В дверь настойчиво постучали палкой, и на пороге появился вызванный на восемь часов Демус. Со вздохом взглянув на стенные часы, показывающие без десяти восемь, он достал из кармана серебряные часы Павла Буре, щелкнул старинной крышкой и сообщил, что пришел вовремя. Сиволоб согласно кивнул, стал на табуретку и пальнем перевел стрелки.

— Порядок есть порядок, товарищ Демус. — Забрудский радушно улыбнулся и пожал его холодную, с негнущимися пальцами руку. — Сидайте, прошу.

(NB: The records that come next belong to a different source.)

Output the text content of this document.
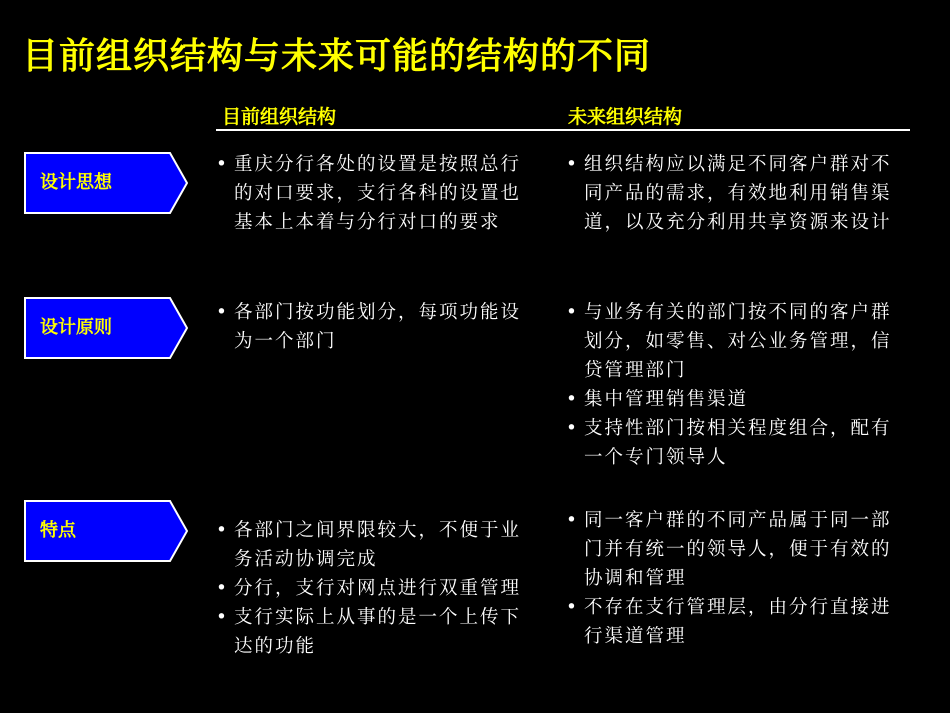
目前组织结构与未来可能的结构的不同
目前组织结构	未来组织结构
设计思想

• 重庆分行各处的设置是按照总行的对口要求，支行各科的设置也基本上本着与分行对口的要求

• 组织结构应以满足不同客户群对不同产品的需求，有效地利用销售渠道，以及充分利用共享资源来设计

设计原则

• 各部门按功能划分，每项功能设为一个部门

• 与业务有关的部门按不同的客户群划分，如零售、对公业务管理，信贷管理部门

• 集中管理销售渠道

• 支持性部门按相关程度组合，配有一个专门领导人

特点	• 各部门之间界限较大，不便于业务活动协调完成

• 分行，支行对网点进行双重管理

• 支行实际上从事的是一个上传下达的功能

• 同一客户群的不同产品属于同一部门并有统一的领导人，便于有效的协调和管理

• 不存在支行管理层，由分行直接进行渠道管理
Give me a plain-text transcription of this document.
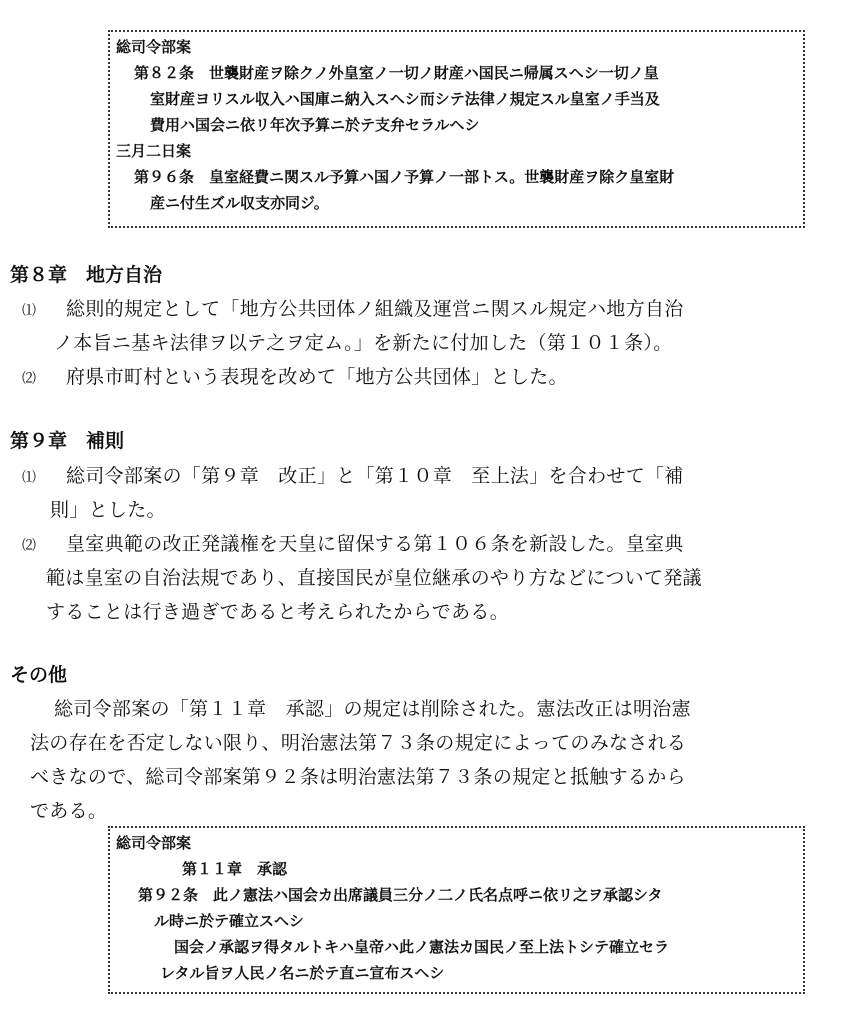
総司令部案
第８２条　世襲財産ヲ除クノ外皇室ノ一切ノ財産ハ国民ニ帰属スヘシ一切ノ皇
室財産ヨリスル収入ハ国庫ニ納入スヘシ而シテ法律ノ規定スル皇室ノ手当及
費用ハ国会ニ依リ年次予算ニ於テ支弁セラルヘシ
三月二日案
第９６条　皇室経費ニ関スル予算ハ国ノ予算ノ一部トス。世襲財産ヲ除ク皇室財
産ニ付生ズル収支亦同ジ。
第８章　地方自治
⑴ 総則的規定として「地方公共団体ノ組織及運営ニ関スル規定ハ地方自治
ノ本旨ニ基キ法律ヲ以テ之ヲ定ム。」を新たに付加した（第１０１条）。
⑵ 府県市町村という表現を改めて「地方公共団体」とした。
第９章　補則
⑴ 総司令部案の「第９章　改正」と「第１０章　至上法」を合わせて「補
則」とした。
⑵ 皇室典範の改正発議権を天皇に留保する第１０６条を新設した。皇室典
範は皇室の自治法規であり、直接国民が皇位継承のやり方などについて発議
することは行き過ぎであると考えられたからである。
その他
総司令部案の「第１１章　承認」の規定は削除された。憲法改正は明治憲
法の存在を否定しない限り、明治憲法第７３条の規定によってのみなされる
べきなので、総司令部案第９２条は明治憲法第７３条の規定と抵触するから
である。
総司令部案
第１１章　承認
第９２条　此ノ憲法ハ国会カ出席議員三分ノ二ノ氏名点呼ニ依リ之ヲ承認シタ
ル時ニ於テ確立スヘシ
国会ノ承認ヲ得タルトキハ皇帝ハ此ノ憲法カ国民ノ至上法トシテ確立セラ
レタル旨ヲ人民ノ名ニ於テ直ニ宣布スヘシ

Демус с той же натянутой степенностью, сохраняя спокойствие, присел на тот самый табурет, с которого Сиволоб только что подводил настенные часы.

Будто продолжая заниматься прерванным приходом Демуса делом, Забрудский принялся излагать порядок сегодняшнего собрания.

Попытки перебить представителя потерпели неудачу, и Демус, с обиженным видом сложив губы, умолк окончательно.

— Ну, що вы надумали? — спросил Забрудский.

Демус поднял тяжелые веки с реденькими слипшимися ресничками, туманно глянул на Забрудского, протер кулаком глаза.

— Першим не можу… — Он поперхнулся, откашлялся, правая его нога мелко задрожала.

— Кровь невинная не переконала?

Демус страдальчески усмехнулся и снова заморозил лицо, с резкими морщинами, впалыми серыми щеками, слабо покрытыми сивым волосом.

— А меня самого зарежь, кровь не пойдет.

— Неожиданное осложнение. — Забрудский прошелся по кабинету, покуривая и заложив одну руку за ремень. — Жинка?

— Ни. — Демус отрицательно качнул головой.

— Яка же другая причина?

— Придут с куща, знищать.

— Уважительно. — Забрудский помолчал, раздумывая, погасил окурок, раздавив его в черепяной пепельнице, как своего злейшего врага. Затем, круто повернувшись, так что забряцали ордена и сухо стукнулись друг о дружку медали за освобождение разных городов, твердо сказал: — Защитим колхоз, товарищ Демус.

— Солдатив поставите? — вяло спросил тот.

— Доставим вам оружие.

— Нам? — Демус недоверчиво взглянул на Мезенцева, потом его тяжелый пристальный взгляд остановился на Забрудском. — А Басецких не уберегли?

Мучительная гримаса внутренней боли пробежала по лицу Забрудского.

— Да, не уберегли… Упрек справедливый. Нам преподали урок. Теперь не допустим. — Он машинально сунул руку в карман, обвисший от пистолета, и, словно обжегшись, вырвал ее. Жест мог быть неправильно истолкован Демусом, и Забрудский добавил глуховатым, будто спазмой перехваченным голосом: — Оружие только против врагов. Для друзей, товарищ Демус, защита!